Fifteen million dollars in fines, plus regular data security audits and mandated changes to business practices. That's how ChoicePoint Inc. will have to settle charges that its security and record-handling policies were illegal and violated consumer privacy rights when it unwittingly sold 163,000 customer records to fraudsters. And it's a message the Federal Trade Commission hopes to send to companies that don't keep adequate stock of their customer data.

It may seem paltry next to the $50 million fine McAfee was ordered to pay the Securities and Exchange Commission earlier this month for allegedly heavily overstating earnings statements or the $11.2 billion lawsuit against a Florida spammer several weeks ago.

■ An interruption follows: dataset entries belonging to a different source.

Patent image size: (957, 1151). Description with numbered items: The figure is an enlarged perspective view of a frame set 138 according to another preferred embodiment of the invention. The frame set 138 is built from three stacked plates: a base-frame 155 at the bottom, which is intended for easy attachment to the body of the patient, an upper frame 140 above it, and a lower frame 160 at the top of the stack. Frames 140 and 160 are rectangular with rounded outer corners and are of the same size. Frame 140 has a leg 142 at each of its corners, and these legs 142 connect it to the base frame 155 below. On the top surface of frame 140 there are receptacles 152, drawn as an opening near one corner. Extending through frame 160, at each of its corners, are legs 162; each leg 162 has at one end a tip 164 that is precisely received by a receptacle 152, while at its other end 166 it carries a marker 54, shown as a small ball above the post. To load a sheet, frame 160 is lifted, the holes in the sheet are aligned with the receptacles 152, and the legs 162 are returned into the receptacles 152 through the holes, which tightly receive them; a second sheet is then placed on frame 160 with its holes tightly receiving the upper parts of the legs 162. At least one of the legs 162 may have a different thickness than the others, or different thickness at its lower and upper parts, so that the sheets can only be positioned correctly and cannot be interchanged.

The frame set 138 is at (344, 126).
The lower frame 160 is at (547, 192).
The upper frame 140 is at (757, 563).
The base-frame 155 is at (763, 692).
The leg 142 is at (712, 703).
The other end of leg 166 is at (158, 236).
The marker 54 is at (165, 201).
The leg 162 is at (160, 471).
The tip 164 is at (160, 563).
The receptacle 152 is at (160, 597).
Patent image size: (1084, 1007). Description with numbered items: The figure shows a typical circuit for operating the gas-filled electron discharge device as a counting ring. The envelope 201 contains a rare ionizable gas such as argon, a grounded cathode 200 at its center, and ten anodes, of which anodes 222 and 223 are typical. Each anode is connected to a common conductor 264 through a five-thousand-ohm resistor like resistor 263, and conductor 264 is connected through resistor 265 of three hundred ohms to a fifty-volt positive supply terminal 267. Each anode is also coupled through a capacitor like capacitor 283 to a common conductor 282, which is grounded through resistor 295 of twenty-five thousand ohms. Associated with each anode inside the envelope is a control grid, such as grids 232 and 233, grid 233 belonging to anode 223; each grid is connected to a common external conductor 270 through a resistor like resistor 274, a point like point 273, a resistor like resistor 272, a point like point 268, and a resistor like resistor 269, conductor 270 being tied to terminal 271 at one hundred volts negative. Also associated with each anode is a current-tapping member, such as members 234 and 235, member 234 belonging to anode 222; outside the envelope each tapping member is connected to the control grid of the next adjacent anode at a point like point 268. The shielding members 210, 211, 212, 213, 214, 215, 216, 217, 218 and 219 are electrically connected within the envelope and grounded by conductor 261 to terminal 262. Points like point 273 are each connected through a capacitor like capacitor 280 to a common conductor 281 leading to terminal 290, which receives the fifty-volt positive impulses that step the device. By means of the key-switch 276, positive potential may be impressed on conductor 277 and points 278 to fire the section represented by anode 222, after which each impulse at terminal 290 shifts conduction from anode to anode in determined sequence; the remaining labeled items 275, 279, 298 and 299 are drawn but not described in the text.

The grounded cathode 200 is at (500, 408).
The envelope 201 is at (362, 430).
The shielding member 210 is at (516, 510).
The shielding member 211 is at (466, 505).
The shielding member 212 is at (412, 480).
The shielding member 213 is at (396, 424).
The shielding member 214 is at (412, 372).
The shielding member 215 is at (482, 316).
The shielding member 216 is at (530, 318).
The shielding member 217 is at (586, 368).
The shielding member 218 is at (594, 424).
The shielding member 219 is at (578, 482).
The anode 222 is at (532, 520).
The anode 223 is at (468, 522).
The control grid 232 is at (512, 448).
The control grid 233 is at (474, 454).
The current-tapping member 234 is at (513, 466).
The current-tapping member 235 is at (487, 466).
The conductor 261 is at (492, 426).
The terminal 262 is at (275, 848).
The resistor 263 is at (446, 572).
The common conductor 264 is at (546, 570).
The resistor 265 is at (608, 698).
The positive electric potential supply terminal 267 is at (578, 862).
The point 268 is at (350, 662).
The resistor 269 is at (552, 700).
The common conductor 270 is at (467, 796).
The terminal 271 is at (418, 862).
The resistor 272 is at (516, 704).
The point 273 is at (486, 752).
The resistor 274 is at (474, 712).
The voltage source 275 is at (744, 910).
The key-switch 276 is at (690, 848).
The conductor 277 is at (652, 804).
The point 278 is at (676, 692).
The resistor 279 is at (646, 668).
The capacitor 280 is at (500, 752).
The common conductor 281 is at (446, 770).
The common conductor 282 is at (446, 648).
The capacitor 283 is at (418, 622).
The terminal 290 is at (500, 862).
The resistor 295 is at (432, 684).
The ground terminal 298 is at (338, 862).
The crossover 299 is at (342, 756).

But the $15 million in fines is still a lot of money, and the $10 million civil penalty portion of that is the largest single fine in FTC history. In comparison, the state of California last year fined a division of Kaiser Permanente $200,000 for a breach that affected only 150 customers. Some states have fines built into their own data security laws. For example, in Florida, a 2005 law makes companies pay $1,000 for each day they fail to report customer data breaches.

Data breaches like ChoicePoint's and the CardSystems Solutions thievery of 40 million credit card numbers polluted the landscape last year, and the trend has continued anew in January. Earlier this month, UPS lost a tape containing information on 90,000 People's Bank customers in Connecticut. Yesterday, investment advisory house Ameriprise Financial announced that lists containing personal data—including account and Social Security numbers—of 226,000 customers and employees had been stolen in the form of an unencrypted personal laptop.